Be Creative and Innovative: We love seeing candidates who think outside the box! Share any creative approaches you've used to tackle research questions or develop analytical solutions. This will show us your problem-solving skills and your passion for data science.
Apply Through Our Website: Don’t forget to submit your application through our website! It’s the best way for us to receive your details and ensures you’re considered for the role. Plus, it makes the whole process smoother for everyone involved.
How to prepare for a job interview at EY
✨Know Your Data Science Techniques
Make sure you brush up on your knowledge of text analytics, clustering, and predictive modelling.
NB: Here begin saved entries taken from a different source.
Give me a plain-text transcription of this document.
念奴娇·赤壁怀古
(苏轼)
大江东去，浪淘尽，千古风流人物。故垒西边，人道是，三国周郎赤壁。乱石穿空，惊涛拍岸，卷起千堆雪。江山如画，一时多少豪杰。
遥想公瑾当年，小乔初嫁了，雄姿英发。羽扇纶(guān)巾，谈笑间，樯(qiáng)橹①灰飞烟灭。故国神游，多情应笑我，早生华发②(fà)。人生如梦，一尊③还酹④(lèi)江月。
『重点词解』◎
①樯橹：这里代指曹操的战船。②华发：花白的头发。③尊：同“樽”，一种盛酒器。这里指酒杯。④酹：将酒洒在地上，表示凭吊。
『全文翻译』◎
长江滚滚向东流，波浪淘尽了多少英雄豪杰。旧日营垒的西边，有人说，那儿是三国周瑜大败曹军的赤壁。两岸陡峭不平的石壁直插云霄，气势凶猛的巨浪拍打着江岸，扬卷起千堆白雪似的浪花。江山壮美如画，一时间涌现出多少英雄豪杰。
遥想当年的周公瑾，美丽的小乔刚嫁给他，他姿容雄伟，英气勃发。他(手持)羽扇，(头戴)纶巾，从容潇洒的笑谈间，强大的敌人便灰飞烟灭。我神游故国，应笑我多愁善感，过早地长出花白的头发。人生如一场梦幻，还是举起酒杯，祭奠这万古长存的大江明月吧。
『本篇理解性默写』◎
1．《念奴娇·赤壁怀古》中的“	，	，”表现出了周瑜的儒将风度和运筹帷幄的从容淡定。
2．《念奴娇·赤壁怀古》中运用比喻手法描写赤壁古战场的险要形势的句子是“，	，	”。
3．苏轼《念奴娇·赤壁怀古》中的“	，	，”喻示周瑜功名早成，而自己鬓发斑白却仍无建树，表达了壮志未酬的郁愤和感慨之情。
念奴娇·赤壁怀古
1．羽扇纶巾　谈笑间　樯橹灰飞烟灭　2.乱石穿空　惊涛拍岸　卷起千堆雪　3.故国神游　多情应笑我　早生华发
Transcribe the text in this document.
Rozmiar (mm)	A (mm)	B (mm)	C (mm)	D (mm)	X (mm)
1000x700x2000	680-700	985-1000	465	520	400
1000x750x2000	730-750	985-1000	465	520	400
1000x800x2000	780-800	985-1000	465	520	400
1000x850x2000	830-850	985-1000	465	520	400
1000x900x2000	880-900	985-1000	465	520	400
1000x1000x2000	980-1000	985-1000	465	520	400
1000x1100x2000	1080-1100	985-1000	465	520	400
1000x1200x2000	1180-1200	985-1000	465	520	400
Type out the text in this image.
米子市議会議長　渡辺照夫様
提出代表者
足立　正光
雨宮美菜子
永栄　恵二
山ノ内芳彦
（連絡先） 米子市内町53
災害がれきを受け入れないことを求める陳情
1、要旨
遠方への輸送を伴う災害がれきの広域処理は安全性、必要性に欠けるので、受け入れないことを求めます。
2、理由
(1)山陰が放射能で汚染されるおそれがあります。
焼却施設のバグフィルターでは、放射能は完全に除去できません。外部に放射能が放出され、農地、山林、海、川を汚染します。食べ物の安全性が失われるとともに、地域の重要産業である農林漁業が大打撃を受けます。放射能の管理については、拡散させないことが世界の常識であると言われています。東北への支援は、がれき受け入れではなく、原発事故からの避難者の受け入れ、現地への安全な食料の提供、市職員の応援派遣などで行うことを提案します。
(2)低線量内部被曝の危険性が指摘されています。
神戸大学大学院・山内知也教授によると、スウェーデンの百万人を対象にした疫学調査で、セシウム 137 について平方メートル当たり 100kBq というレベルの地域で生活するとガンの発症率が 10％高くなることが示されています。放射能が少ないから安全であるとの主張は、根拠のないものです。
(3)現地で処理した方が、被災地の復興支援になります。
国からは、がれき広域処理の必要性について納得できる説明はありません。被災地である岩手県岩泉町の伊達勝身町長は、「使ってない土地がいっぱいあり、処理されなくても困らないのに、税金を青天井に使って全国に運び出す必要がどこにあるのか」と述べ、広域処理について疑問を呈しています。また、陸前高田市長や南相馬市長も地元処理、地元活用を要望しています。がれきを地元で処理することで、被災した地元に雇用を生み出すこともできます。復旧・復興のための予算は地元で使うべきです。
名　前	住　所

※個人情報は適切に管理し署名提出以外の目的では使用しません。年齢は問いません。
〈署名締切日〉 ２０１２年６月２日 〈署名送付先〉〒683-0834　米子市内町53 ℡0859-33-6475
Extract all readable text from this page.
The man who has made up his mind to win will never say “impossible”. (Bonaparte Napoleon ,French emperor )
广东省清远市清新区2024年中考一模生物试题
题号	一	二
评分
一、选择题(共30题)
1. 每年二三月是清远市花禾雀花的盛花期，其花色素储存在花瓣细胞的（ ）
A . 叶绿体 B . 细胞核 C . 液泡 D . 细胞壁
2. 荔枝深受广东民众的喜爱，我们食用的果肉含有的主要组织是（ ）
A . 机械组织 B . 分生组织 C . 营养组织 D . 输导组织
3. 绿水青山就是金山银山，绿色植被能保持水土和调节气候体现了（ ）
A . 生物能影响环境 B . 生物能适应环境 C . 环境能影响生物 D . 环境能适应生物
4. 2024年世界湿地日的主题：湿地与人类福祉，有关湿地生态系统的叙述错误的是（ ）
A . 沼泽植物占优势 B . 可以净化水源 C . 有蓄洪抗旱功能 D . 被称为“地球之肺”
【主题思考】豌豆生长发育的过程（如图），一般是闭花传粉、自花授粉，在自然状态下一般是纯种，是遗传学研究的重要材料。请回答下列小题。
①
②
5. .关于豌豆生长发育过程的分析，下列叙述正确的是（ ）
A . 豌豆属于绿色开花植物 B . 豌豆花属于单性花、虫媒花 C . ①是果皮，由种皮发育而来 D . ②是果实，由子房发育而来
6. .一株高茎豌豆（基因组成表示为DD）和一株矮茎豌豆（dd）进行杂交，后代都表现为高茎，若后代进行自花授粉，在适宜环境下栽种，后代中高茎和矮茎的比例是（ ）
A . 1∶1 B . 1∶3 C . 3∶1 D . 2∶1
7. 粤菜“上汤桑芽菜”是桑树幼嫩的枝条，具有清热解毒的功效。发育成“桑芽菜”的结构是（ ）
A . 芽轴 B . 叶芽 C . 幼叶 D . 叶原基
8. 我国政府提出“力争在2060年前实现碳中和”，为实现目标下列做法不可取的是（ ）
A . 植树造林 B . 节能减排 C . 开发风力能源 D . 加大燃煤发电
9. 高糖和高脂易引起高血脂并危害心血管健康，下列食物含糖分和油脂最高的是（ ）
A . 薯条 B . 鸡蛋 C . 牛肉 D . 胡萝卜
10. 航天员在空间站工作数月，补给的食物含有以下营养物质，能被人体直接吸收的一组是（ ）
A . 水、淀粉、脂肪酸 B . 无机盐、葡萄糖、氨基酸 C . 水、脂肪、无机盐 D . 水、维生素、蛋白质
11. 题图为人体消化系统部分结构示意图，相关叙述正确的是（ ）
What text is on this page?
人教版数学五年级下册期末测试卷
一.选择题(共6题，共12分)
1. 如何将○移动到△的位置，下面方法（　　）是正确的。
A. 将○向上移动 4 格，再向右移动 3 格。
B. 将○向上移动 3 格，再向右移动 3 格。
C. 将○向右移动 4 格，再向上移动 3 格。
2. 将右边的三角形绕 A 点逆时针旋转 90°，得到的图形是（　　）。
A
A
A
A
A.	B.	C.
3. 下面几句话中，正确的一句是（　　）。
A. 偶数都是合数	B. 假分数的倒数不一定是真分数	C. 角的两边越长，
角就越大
Be ready to discuss how you've applied these techniques in past projects, as this will show your expertise and ability to tackle the role's responsibilities.
✨Prepare Your Storytelling Skills
Since you'll need to communicate complex insights to non-technical audiences, practice crafting a compelling narrative around your data analyses. Use examples from your experience where you've successfully turned data into actionable recommendations.
✨Familiarise Yourself with Tools
Get comfortable with tools like Python, R, and advanced data visualisation platforms such as PowerBI or Tableau. Be prepared to discuss how you've used these tools to clean data, conduct analyses, and present findings effectively.
✨Show Your Collaborative Spirit
Highlight your experience working in diverse teams and your ability to collaborate across different functions. Share specific examples of how you've partnered with stakeholders to shape research approaches and deliver impactful insights.